Trekking - so funktioniert's

Trekking: Von Hütte zu Hütte mehrere Tage lang im Gebirge unterwegs zu sein – dieses Erlebnis boomt! Auch weil man seit Kurzem "Trekkingtouren“ – als All-inclusive-Packerln buchen kann.

Foto © APA

Puristen könnten sich an der Interpretation des Wortes "Trekking“, wie wir es hier verwenden, vielleicht stoßen. Im engeren Sinn bezeichnet es mehrtägige Wanderungen, Reit- oder Paddeltouren in einem Gebiet ohne Infrastruktur- also streng genommen auch ohne Übernachtungs- und Verpflegungsmöglichkeit, sondern mit Zelt, Schlafsack und mitgeschlepptem Proviant. Bei uns steht Trekking für mehrtägiges Wandern in Österreich. Punkt. Denn da bei uns wildes Campieren in den Bergen nicht erlaubt ist, würde es logischerweise auch kein (legales) Trekking geben. Wir sind aber auch nicht allein mit dieser Vereinfachung: Sogenannte "Trekkingwege“ oder "Trekkingtouren“ sprießen derzeit in den heimischen Alpen wie die Schwammerln. Und damit meinen die Schöpfer dieser Angebote (nämlich die Touristiker) eben alpine Weitwanderwege mit Übernachtungsangeboten in Alm- und Schutzhütten.

Angebote gibt es immer mehr. Wer im Nationalpark Hohe Tauern Kärnten (aber auch in vielen anderen Regionen Österreichs) ein Trekking-Packerl bucht, dem werden Verpflichtungen wie Tourenplanung, Hüttenreservierung, Transfer zum Ausgangspunkt und Abholung vom Endpunkt der Wanderung gleich abgenommen. Auf Wunsch ist auch ein Bergführer mit dabei. Bloß das Tragen des Gepäcks ersparen die Kärntner nicht – aus logistischen Gründen, weil viele Hütten nur per Hubschrauber erreichbar sind.
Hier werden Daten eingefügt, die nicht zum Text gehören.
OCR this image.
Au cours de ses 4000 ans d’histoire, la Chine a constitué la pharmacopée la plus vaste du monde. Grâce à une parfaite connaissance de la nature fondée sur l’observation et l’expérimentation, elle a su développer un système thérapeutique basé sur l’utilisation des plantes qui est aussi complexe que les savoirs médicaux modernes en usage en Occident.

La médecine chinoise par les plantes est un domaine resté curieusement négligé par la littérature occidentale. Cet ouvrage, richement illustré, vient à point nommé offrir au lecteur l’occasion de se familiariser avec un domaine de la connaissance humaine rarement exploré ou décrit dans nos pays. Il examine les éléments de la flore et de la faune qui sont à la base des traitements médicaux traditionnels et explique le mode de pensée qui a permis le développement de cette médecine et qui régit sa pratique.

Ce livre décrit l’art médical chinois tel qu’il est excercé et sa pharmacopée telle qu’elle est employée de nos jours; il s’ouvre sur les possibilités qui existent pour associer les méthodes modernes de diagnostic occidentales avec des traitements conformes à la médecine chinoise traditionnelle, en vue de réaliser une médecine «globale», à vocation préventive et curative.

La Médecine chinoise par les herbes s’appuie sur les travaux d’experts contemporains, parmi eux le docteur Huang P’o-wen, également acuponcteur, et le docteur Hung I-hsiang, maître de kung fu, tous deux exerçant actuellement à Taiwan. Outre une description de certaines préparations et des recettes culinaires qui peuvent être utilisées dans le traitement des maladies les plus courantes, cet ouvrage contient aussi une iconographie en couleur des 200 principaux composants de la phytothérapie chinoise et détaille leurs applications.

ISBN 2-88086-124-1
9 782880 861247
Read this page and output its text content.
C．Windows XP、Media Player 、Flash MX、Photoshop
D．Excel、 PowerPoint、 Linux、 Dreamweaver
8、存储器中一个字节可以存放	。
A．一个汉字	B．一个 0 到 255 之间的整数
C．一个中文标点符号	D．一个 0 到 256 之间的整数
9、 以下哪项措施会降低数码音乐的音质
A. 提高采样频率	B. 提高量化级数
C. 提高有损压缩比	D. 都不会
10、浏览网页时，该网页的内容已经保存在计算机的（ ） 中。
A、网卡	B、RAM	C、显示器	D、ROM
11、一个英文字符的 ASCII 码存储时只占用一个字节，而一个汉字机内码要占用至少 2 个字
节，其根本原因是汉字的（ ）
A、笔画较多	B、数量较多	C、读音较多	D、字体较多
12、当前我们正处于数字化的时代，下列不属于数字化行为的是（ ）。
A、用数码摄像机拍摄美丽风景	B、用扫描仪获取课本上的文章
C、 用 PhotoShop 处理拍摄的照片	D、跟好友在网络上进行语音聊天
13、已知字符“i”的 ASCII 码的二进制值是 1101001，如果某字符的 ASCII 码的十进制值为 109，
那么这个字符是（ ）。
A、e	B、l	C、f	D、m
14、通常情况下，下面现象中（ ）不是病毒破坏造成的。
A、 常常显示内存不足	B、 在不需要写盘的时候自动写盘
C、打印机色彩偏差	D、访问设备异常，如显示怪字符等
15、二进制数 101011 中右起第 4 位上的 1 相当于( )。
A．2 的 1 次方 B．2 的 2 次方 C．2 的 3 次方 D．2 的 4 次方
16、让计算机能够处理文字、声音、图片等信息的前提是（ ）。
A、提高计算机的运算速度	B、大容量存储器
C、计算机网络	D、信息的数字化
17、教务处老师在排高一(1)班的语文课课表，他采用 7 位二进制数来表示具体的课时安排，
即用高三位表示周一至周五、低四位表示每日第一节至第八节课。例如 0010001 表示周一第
An manch anderen Orten in unseren Alpen kann man mittlerweile auch das Bequemlichkeits- Feature "Gepäcktransport“ auf seiner Trekking- Wunschliste ankreuzen. Nur gehen muss man dann noch selbst, während das trockene Gewand Abend für Abend in der Hütte wartet. Einige Punkte gilt es zu beachten – besonders für weniger erfahrene Trekking-Geher.

PLANUNG

In diesem Bereich wird einem beim Buchen eines Packages natürlich viel abgenommen. Wenn du aber selber planst, solltest du dir die Route nach deiner körperlichen Verfassung, deinem Können, deiner Trittsicherheit und Schwindelfreiheit zusammenstellen und immer Reservezeiten einkalkulieren. Über Touren kannst du dich in Fachliteratur, im Internet und bei den Tourismusverbänden erkundigen. Wichtig: Schlafplätze in Hütten solltest du reservieren! Zwar müssen Hüttenwirte immer ein Kontingent der Plätze für Unangemeldete frei lassen, es darf (logischerweise) niemand weggeschickt werden, wenn es für einen Abstieg ins Tal zu spät ist. Aber gerade in der Hochsaison und an Wochenenden kann in bekannten Berghütten ein ziemlicher Rummel herrschen – und da ist das frei gehaltene Platzerl schon angenehm.


Fakten

Der Experte Mag. Peter Gebetsberger ist Abteilungsleiter von Naturfreunde Sports, Geschäftsführer von Teamtours, dem Outdoor-Reisebüro der Naturfreunde, und im Ausbildungsteam der Bergführer Österreichs.